I am by no means a slime, emacs or windows expert - but I have been looking at slime.el a bit lately. I'm guessing that slime-start-swank-server may be the reason. It calls comint-send-string, which I think is an Emacs function to send something to stdout? Anyhoo, code is (comint-send-string process (format "(swank:start-server %S :external-format %s)\n" file encoding)))) That is my suspicion.
Cheers Brad
On 3/5/06, Peter Seibel peter@gigamonkeys.com wrote:
mikel mikel@evins.net writes:
Franz wants Peter Seibel's Lispbox to work with acl on Windows. The obstacle is that acl is not a console application on Windows, and doesn't provide a connection to standard input and standard output in the normal way.
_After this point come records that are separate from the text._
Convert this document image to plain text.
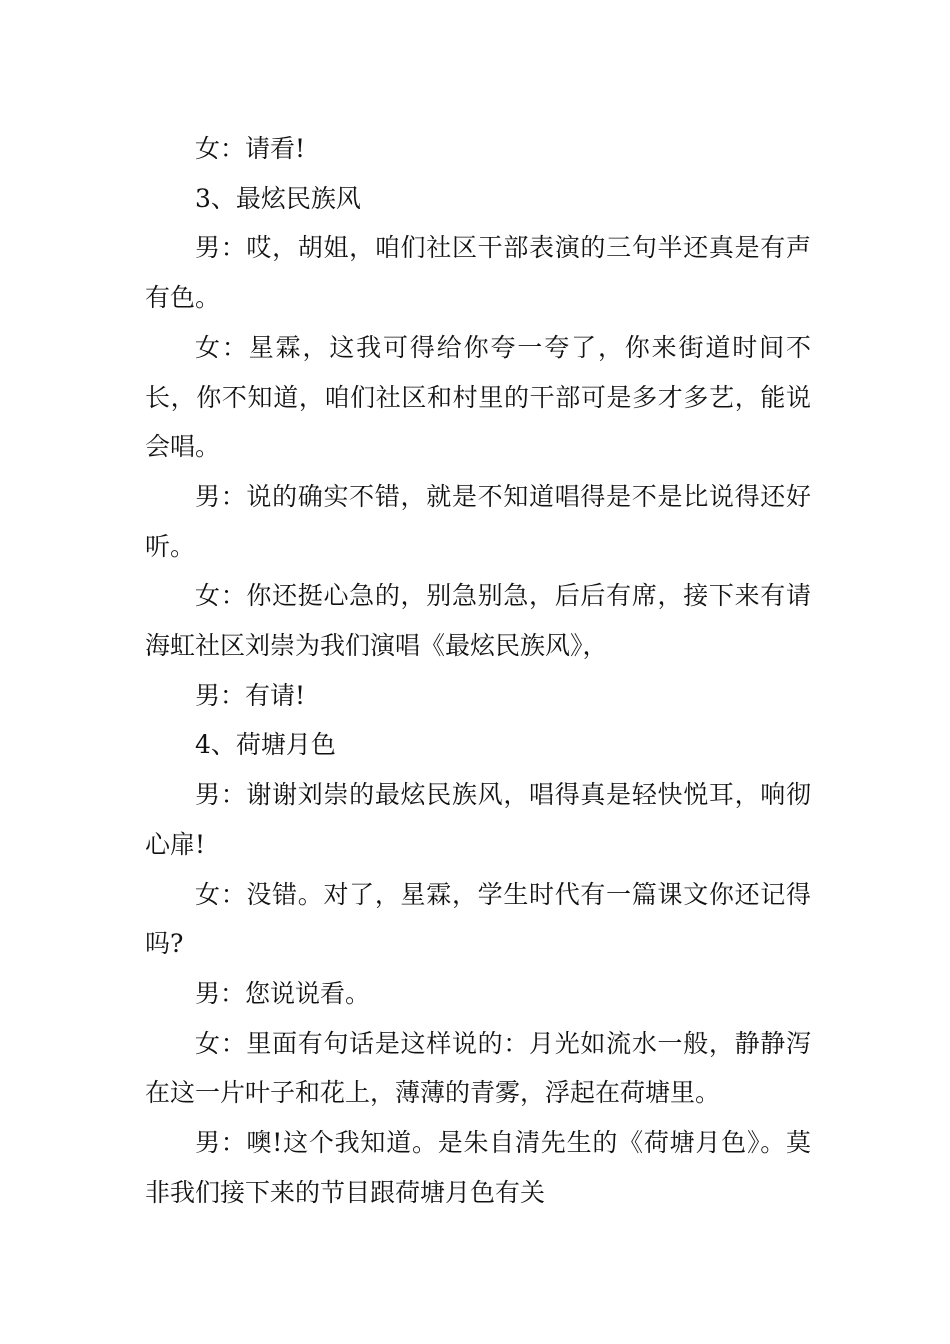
女：请看!

3、最炫民族风

男：哎，胡姐，咱们社区干部表演的三句半还真是有声有色。

女：星霖，这我可得给你夸一夸了，你来街道时间不长，你不知道，咱们社区和村里的干部可是多才多艺，能说会唱。

男：说的确实不错，就是不知道唱得是不是比说得还好听。

女：你还挺心急的，别急别急，后后有席，接下来有请海虹社区刘崇为我们演唱《最炫民族风》，

男：有请!

4、荷塘月色

男：谢谢刘崇的最炫民族风，唱得真是轻快悦耳，响彻心扉!

女：没错。对了，星霖，学生时代有一篇课文你还记得吗?

男：您说说看。

女：里面有句话是这样说的：月光如流水一般，静静泻在这一片叶子和花上，薄薄的青雾，浮起在荷塘里。

男：噢!这个我知道。是朱自清先生的《荷塘月色》。莫非我们接下来的节目跟荷塘月色有关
I've agreed to do a little legwork to find a way around this problem, and the first thing it occurred to me to do was to ask SLIME-devel what sort of connection support SLIME would need to connect to acl. Is it sufficient for the running acl to provide sockets, so that the lisp-side server can respond to the emacs-side SLIME protocol?
What issues am I not thinking of in my naive view of this problem?
I was talking to Kevin Layer at Franz about this same issue and I was trying to explain why it is that SLIME needs the Lisp to be runnable as a console app in order for M-x slime to work and discovered that I couldn't. My understanding, such as it is, is that it's because SLIME uses the old inferior-lisp mechanism to launch Lisp and that requires a console app. But why the need to use inferior-lisp--SLIME communicates the port via a temp file, right. Is there some other communication that happens via the *inferior-lisp* channel?